Judge says court should uphold House District 1 recount

Dec 21, 2018

Anchorage Superior Court Judge Eric Aarseth speaks at an appeal of a recount in a Fairbanks state house race on Thursday, Dec. 20, 2018, in Anchorage, Alaska. AP Photo/Dan Joling

Yesterday’s judicial hearing for the lawsuit contesting the ballot recount for Alaska House District 1 lasted six and a half hours. Judge Eric Aarseth was appointed to be a Special Master to review the case and make recommendations to the Alaska Supreme Court, which will hear the case in January. When the hearing was over, Aarseth stuck by the findings of the Division of Elections that made Bart LeBon the winner of the race by one vote.

 

  

The hearing focused on the November 30th recount. Up to that date, the Democrat Kathryn Dodge and Republican Bart LeBon were tied.

Aarseth heard arguments picking through nine challenged ballots, three from Dodge, five from LeBon and one they both challenged. That one had both ovals filled in but also an X on the oval for Bart LeBon. The Dodge campaign said it should count as the voter rejecting LeBon, but lawyer Stacey Stone, representing Bart LeBon, says her side thought it should count as a valid voting mark for LeBon.

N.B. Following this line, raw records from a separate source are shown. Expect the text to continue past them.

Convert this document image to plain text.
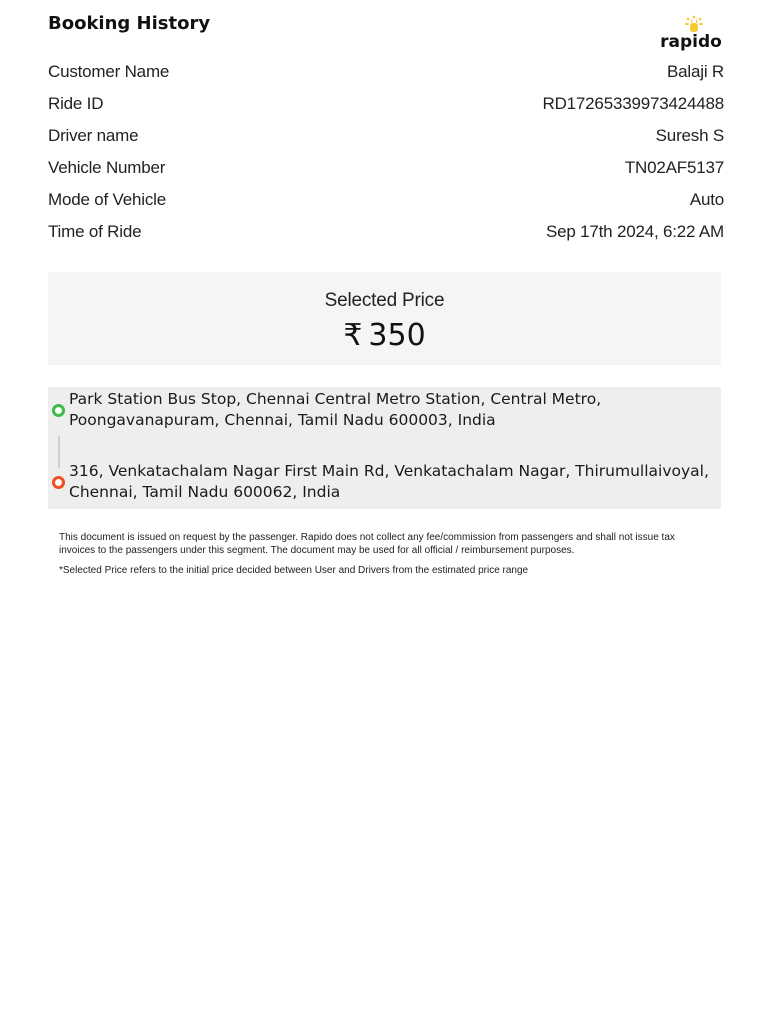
Booking History
rapido
Customer Name	Balaji R
Ride ID	RD17265339973424488
Driver name	Suresh S
Vehicle Number	TN02AF5137
Mode of Vehicle	Auto
Time of Ride	Sep 17th 2024, 6:22 AM
Selected Price
₹ 350
Park Station Bus Stop, Chennai Central Metro Station, Central Metro, Poongavanapuram, Chennai, Tamil Nadu 600003, India
316, Venkatachalam Nagar First Main Rd, Venkatachalam Nagar, Thirumullaivoyal, Chennai, Tamil Nadu 600062, India
This document is issued on request by the passenger. Rapido does not collect any fee/commission from passengers and shall not issue tax invoices to the passengers under this segment. The document may be used for all official / reimbursement purposes.
*Selected Price refers to the initial price decided between User and Drivers from the estimated price range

“The recommendation from Judge Aarseth was not to count that ballot. If there was an alternative, he said that vote would count for LeBon because an “X” is a valid vote mark.”

The LeBon side argued three ballots with odd markings should count for him, but were thrown out as invalid. Stone says they also asked for two absentee ballots from the same address to be counted, but they were mixed up in each other’s envelopes.

“Those two people signed their ballots, we think they are a husband and wife, we’re not sure. But one voter had the other’s voter identification, and vice-versa.”

The Dodge side challenged a questioned ballot from a voter whose address changed when he registered for the Alaska Permanent Fund Dividend last year, which, under the new law, automatically updated his voter registration. He showed up to vote in District 1 but was not on the roster, so he voted a questioned ballot, in this case for Kathryn Dodge.

Aarseth said he would recommend the Supreme Court not count the ballot.

“Through his PFD application, pursuant to the law, registered himself for a district other than District 1, and that he was limited to vote in that district.”

The judge quoted the statute requiring voters to be signed up in 30 days before the election, and voters need to realize their PFD registration will register them to vote.

“If there’s going to be a challenge done on how that statute is applied, that has to be done outside this hearing. Beyond the scope.”

Aarseth kept the scope of the hearing quite narrow, using only evidence and testimony about the November 30th recount of the House District 1 ballots, rather than the election itself. And you might ask, aren’t they the same thing? But the challenge the Dodge campaign filed was to the recount, not the election. They are seen as statutorily different.

The Dodge side challenged two absentee ballots; from a woman who listed her address in an auto glass repair shop, and a doctor with an address at an office. Neither place was an actual residence, but Aarseth kept his view of this evidence quite narrow.

“If people are concerned about whether these folks are not really residents of this district or even of Alaska, that’s for other divisions to investigate. But at the time of the recount, everything the voters filed was consistent with the election laws.”

The Doctor provided an affidavit saying he lives part time in California and part-time in another Fairbanks political district. But Aarseth said the doctor’s testimony was gathered after the recount, and his status could not have been known by the Division of Elections.

“We have this affidavit by the voter. My treatment of it is that it is beyond the scope of a recount appeal. Evidence after the recount is not something that can be considered.”

“It is a notarized affidavit, I made a ruling on the authenticity of it. That affidavit is clear that ‘I am not a resident of District 1’ and he should not have voted in the District 1 election. But those are the imperfections in the statutory scheme for elections.”

Dodge’s attorney, Patrick Munson was on the phone and double-checked with the judge about the voter’s status.

“If the affidavit is considered, than you would find that he was not a resident for 30 days leading up to the election, as a fact matter. Is that accurate?”

Aarseth said the two absentee ballots, both which were for LeBon, should be counted.

Aarseth will release his written report today, recommending that all the rulings by the Division of elections be upheld by the Alaska Supreme Court. If they do, the vote count will remain the same, with Bart LeBon the winner by one vote. The Supreme Court hears arguments in the case on January 4th.

Arseth complemented the attorneys on their performance and the depth of their raesearch and arguments.